While one Golden Triangle city mulls a short-term billboard ban, another has had one in place for more than a decade.
Starkville’s board of aldermen will consider enacting a six-month moratorium on billboards later this month in an effort to address concerns of overcrowding.
Ward 3 Alderman David Little brought the matter to the board last month after receiving a citizen complaint about a billboard under construction in front of their business near the Mississippi Land Bank on Highway 12 in east Starkville.
The moratorium would prevent new billboard construction and prohibit changes to existing billboards.
Columbus has had such a ban on new billboards since 2000, and councilmembers have said they think the moratorium has been successful.
Columbus’s Ward 6 Councilman Bill Gavin, whose ward contains much of the highly-traveled Highway 45 corridor, said he feels the city might already have too many billboards and wants to work with property owners and businesses to reduce the clutter.
But he said he thinks the ban on new billboards has proven effective in preventing even more from going up.
“I believe it’s good, and I believe it’s worked,” Gavin said. “There’s no telling how many actual billboards we would have now if we didn’t have a moratorium in place. There was nothing there to stop them. I think the moratorium has been effective in doing what we wanted it to do.”
The Columbus City Council considered lifting the moratorium in 2014 after Laurel-based digital billboard company Busby Companies approached the city with a request to place a new billboard. The council voted to keep the moratorium in place.
Gavin was opposed to lifting the moratorium at the time. He said he’s still in favor of keeping the ban on new billboards because of the clutter they can create.
“There are 33 billboards in the span of about two and a half miles on Highway 45,” Gavin said. “I mean, that’s a lot of billboards. Highway 45 in Ward 6 is predominantly the retail center of Columbus. We need to create, in my opinion,…a nice-looking area that makes people want to come here and shop and not have to be distracted by billboards.”
Ward 2 Councilman Joseph Mickens has, at times, expressed interest in lifting the moratorium, but he said he understands the opposition to doing so.
“I was looking at it from a financial standpoint,” Mickens said. “At the time, we were down in taxes, maybe, and just trying to see how we could generate some revenue for the city. That was my reason for wanting to lift it.”
Even so, Mickens said the moratorium appears to have been successful in preventing further billboards.
“Highway 45 is crowded — it’s very crowded,” Mickens said. “I haven’t seen anyone else coming out here wanting to put more (billboards) out there, so I guess it has helped us.”
A moratorium could help Starkville prevent billboard overcrowding, too.
Starkville Community Development Director Buddy Sanders said there’s no more room for billboards along Highway 12.
Starkville has 11 billboards, most of which are along Highway 12, and the city has a pending application for a billboard at the intersection of Stark Road and Highway 182.

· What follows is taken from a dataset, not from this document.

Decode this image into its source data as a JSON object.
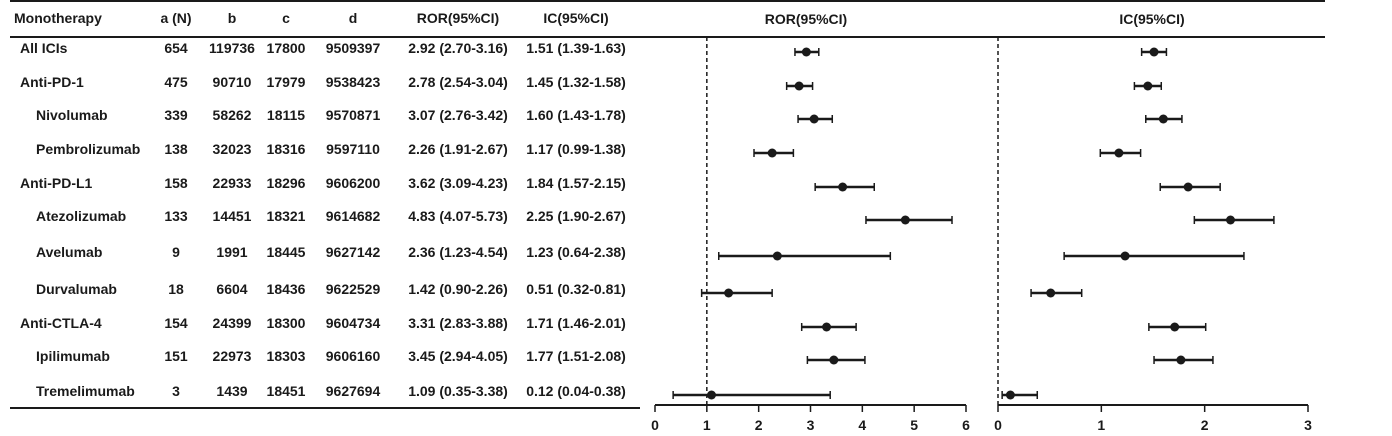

Sanders said only a few places remain in the city for billboards, with room for less than five each along highways 25 and 82.
Ordinances
According to Columbus’s city ordinance, the ban prevents any new off-premise advertising (billboards) from being constructed. The ban does not include already-existing billboards and allows the altering of advertisements or messages on those billboards without requiring a permit. Normal maintenance and repair, including painting and cleaning is also allowed without a permit from the city.
City Building Official Kenneth Wiegel said changes such as replacing a traditional billboard face with a digital one requires a permit from the city. He said that has only happened with two billboards, both on the west side of Highway 45.
Wiegel also noted that, moratorium notwithstanding, billboards are only permitted in C-3 commercial highway zones. Beyond that, he said, the city doesn’t have size or spacing regulations, but he said any billboards have to comply with the Mississippi Department of Transportation’s regulations.
MDOT requires 500 feet between normal billboards and 1,000 feet for digital ones.
Starkville’s city code requires 2,640 feet between billboards. Billboards have to be at least 50 feet away from a public right-of-way and cannot be more than 45 feet tall with a maximum signage area of 288 square feet.
Alex Holloway was formerly a reporter with The Dispatch.